Ungewöhnliches widerfuhr Bundeskanzler Olaf Scholz bei seiner Rückkehr nach Berlin. Er bekam ein seltenes Lob für seine Reise nach Washington von Oppositionsführer Friedrich Merz. „Es war wichtig zu hören, dass US-Präsident Biden und Bundeskanzler Scholz sich so deutlich zur Unterstützung der Ukraine geäußert haben", sagte der CDU/CSU-Fraktionschef der Zeitung „Bild am Sonntag". Auch für Europas Freiheit und Sicherheit sei es überlebenswichtig, dass die von Russland angegriffene Ukraine weiterhin mit Ausrüstung, Waffen und Geld unterstützt werde.
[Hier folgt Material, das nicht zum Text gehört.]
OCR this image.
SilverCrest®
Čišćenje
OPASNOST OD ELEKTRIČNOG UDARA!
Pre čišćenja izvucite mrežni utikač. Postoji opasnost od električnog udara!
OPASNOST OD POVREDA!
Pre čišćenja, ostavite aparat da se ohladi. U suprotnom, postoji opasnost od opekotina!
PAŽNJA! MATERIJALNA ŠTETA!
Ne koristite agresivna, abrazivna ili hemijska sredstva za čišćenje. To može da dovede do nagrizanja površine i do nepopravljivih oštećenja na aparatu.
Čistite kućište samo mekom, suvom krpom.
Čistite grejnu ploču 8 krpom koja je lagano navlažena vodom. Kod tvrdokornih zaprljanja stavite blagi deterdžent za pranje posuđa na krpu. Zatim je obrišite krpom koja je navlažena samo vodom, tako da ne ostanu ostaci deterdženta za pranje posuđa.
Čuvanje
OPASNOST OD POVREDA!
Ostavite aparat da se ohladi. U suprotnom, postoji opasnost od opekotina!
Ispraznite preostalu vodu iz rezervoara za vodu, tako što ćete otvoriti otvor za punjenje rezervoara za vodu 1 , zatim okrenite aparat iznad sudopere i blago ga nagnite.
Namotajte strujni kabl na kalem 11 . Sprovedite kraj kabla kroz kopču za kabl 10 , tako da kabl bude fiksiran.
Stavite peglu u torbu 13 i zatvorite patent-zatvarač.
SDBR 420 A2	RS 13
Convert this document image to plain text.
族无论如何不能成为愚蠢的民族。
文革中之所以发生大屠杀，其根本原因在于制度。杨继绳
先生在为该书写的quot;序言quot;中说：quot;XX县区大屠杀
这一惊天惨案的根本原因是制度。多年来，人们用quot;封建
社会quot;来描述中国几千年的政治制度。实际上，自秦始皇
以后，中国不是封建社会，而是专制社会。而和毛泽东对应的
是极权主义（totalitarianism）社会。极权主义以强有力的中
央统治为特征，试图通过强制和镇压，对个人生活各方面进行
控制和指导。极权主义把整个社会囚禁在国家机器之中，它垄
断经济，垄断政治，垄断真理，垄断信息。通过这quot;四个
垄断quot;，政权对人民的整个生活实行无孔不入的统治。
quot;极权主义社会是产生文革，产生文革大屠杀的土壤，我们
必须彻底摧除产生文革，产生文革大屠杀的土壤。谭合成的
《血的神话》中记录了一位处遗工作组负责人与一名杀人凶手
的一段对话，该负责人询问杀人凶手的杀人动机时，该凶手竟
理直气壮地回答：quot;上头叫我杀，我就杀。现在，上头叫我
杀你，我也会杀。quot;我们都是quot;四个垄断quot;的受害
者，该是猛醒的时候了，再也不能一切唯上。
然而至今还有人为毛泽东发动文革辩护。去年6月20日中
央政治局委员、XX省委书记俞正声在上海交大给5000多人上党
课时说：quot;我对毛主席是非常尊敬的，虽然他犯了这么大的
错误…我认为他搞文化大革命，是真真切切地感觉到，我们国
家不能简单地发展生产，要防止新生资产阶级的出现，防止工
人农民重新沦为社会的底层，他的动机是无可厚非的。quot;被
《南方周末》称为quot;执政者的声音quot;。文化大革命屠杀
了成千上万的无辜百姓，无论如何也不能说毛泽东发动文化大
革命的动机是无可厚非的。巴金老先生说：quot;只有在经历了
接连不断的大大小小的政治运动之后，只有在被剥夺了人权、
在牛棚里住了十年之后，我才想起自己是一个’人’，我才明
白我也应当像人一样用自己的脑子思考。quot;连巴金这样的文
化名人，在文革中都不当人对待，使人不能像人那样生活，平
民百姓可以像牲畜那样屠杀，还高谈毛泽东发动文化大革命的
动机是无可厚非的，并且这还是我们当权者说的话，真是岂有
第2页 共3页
Die Probleme der größten Waffenlieferanten

Die USA und Deutschland sind die mit Abstand wichtigsten Waffenlieferanten für die Ukraine im Abwehrkampf gegen Russland. Scholz beziffert den Wert der von Deutschland gelieferten und zugesagten Rüstungsgüter auf mehr als 30 Milliarden Euro. Die USA geben den Umfang ihrer Militärhilfe mit 44 Milliarden US-Dollar (rund 41 Milliarden Euro) an.

Sowohl Scholz als auch Biden haben gerade auf unterschiedliche Weise damit zu kämpfen, die Hilfe aufrechtzuerhalten. Der Kanzler hat zu Jahresanfang eine Initiative gestartet, um die EU-Partner - vor allem wirtschaftsstarke Länder wie Frankreich, Spanien und Italien - zu mehr Unterstützung für die ukrainischen Streitkräfte zu bewegen. Der Erfolg ist bisher mäßig.

Biden wiederum versucht seit Monaten, neue Milliarden-Hilfen für Kiew durch den Kongress zu bringen. Die Republikaner von Ex-Präsident Donald Trump blockieren das jedoch. Zuletzt signalisierten sie zwar zumindest im Senat etwas Bereitschaft, sich zu bewegen. Doch eine Lösung ist noch lange nicht in Sicht. Am Donnerstag hatte ein neues Gesetzespaket, das unter anderem 60 Milliarden Dollar (56 Milliarden Euro) für die Ukraine vorsieht, eine erste formale Hürde im Senat genommen. Noch laufen Verhandlungen dazu, und eine finale Abstimmung im Senat steht aus. Ob das Paket dort durchkommt - und vor allem, ob es in der anderen Parlamentskammer, dem Repräsentantenhaus, Chancen hat - ist aber völlig offen.

Scholz wirft Putin Lüge vor

Angesichts der monatelangen innenpolitischen Blockade in den USA werden derzeit schon minimale Bewegungen als Fortschritt gewertet. Auch Scholz bemühte sich, Zuversicht zu verbreiten. Der Kanzler sagte nach dem Gespräch mit Biden, der US-Präsident und er seien beide fest davon überzeugt, dass neue US-Hilfen kommen müssten, „aber auch zuversichtlich, dass der amerikanische Kongress am Ende eine solche Entscheidung treffen wird".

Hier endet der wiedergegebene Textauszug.